In this case, the agreement apparently echoes the agreement found in Lacey v. Health Care and Romano v. Health Care in terms of capping non-economic damages, prohibiting punitive damages, and eliminating the right to appeal.

The 4th DCA severed these provisions in light of a severability clause (which was not present in Lacey or Romano) because they violated public policy and otherwise enforced arbitration. The enforcement itself is likely viewed as a positive outcome by the appealing ALF however it is clear that the severance and other rulings by the court are not.

1. The 4th DCA held that the ALF portion of Chapter 400 is a remedial statute. While not a groundbreaking determination, this is the first time such a finding has been made.

2. The complete waiver of a right to appeal was deemed unenforceable as against public policy. It’s interesting as this issue existed and was briefed in Lacey and Romano but the 4th DCA declined to squarely address before. Also, contrast this decision to the 11th Circuit’s handling of this issue in Rollins v. Black where the term limiting the right of appeal was deemed to be more benign (discussed here).

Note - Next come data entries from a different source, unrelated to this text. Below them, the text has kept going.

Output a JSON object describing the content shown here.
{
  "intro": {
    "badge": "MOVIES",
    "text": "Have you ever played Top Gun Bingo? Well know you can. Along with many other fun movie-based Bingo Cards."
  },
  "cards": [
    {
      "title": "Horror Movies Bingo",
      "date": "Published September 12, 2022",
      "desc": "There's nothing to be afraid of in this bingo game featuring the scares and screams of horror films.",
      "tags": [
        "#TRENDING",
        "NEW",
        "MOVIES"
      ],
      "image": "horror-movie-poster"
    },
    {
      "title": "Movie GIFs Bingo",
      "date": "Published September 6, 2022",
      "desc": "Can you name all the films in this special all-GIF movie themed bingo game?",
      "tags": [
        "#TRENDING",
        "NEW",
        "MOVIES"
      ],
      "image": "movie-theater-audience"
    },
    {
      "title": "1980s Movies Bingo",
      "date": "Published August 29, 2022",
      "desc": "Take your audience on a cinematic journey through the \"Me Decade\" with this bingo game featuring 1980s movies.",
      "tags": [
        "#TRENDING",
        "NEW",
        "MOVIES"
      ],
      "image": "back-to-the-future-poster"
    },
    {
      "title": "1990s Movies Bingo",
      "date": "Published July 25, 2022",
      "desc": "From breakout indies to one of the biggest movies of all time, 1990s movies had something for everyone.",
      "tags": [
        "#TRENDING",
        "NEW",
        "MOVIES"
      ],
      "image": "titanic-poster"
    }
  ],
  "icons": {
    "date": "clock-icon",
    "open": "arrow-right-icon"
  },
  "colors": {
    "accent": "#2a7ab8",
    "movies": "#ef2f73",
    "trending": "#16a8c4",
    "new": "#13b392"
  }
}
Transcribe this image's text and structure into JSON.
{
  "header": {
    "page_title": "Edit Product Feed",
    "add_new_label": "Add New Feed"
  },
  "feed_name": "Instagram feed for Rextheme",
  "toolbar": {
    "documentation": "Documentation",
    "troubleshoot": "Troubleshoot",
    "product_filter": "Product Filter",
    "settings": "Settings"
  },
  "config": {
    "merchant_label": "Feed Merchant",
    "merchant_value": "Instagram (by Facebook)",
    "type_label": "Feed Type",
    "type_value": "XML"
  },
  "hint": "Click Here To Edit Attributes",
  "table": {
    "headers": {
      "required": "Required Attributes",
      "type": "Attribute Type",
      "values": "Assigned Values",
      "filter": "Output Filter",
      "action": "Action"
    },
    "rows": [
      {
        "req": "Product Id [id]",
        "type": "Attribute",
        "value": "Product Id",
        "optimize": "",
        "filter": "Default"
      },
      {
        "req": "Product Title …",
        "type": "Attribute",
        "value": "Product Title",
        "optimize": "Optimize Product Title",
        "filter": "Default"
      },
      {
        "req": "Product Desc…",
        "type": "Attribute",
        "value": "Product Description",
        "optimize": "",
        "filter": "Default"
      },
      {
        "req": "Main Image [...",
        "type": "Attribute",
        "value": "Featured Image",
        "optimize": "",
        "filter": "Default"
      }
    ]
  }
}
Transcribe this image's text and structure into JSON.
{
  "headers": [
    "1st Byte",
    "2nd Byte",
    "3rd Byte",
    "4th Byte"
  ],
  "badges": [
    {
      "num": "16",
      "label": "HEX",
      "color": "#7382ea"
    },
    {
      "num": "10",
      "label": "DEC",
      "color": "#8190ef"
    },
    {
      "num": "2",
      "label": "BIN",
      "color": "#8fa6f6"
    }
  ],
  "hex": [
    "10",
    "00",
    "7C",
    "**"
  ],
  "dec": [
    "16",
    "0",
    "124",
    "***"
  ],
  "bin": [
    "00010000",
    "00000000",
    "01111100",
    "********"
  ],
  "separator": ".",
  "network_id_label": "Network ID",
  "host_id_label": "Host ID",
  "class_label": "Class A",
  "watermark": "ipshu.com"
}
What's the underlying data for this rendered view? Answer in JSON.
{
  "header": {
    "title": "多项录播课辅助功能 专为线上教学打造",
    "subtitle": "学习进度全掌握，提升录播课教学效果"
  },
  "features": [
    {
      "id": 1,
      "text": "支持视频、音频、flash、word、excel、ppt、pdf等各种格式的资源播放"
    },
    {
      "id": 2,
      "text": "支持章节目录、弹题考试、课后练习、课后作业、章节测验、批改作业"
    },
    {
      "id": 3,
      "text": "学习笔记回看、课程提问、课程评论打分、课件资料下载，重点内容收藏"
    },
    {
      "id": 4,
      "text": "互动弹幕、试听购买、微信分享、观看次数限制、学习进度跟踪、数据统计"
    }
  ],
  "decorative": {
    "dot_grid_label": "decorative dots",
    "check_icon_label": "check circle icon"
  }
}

3. The 4th DCA held that it could decide the enforceability of the remedial limitations because the 2nd DCA’s Rollins v. Lighthouse Bay decision was distinguishable because, in Rollins, the 2nd DCA interpreted the limitations to be "outside" of the arbitration agreement whereas herein the 4th DCA interpreted the limitations clauses to be part of the arbitration agreement. The 4th DCA also made reference to the fact that Rollins involved a challenge based upon unconscionability (evidently trying to distinguish the 4th DCA’s public policy analysis in this case).

4. The 4th DCA distinguished Buckeye Check Cashing on the grounds that the plaintiff was challenging the arbitration agreement, and not the entire agreement, thus the court had jurisdiction.

5. The 4th DCA also distinguished the 2nd DCA’s decision in Bland v. Healthcare on the grounds that Bland court purportedly was "permissive" about having the arbitrator decide limitation terms. Moreover, the 4th DCA again notes that the 2nd DCA was not deciding issues of public policy but rather unconscionability.

6. The 4th DCA did appear to specifically approve the authority of the power of attorney based upon the wording of the POA.

7. The 4th DCA specifically distinguished the argument based upon Unicare Health Facilities v. Mort, 553 So.2d 159 (Fla.1989). This was previously briefed to the 4th DCA in Romano and Lacey but never addressed by the court (see also Perils of Enforcing Favored Arbitration, p 400, fn 144). The court held that Unicare involved a waiver of statutory rights in an offer of judgment which occurred after a dispute arose and felt it was distinguishable.

Significance?

The 4th DCA has been quite vocal on arbitration enforcement in the long term care setting (either skilled nursing or ALF) and its disfavor for any terms which might limit statutory recovery. The 2nd DCA and the federal courts, meanwhile, have shown a distinct trend of allowing the interpretation of remedial limitations to be left to the arbitrator. There has been a brewing conflicts between these two lines of reasoning and this case appears to be the 4th DCA’s opportunity to try and harmonize its position with the 2nd DCA’s rulings.

We are pulling the briefs and will re-address in more detail in the future. If there is a rehearing or further development, we will advise.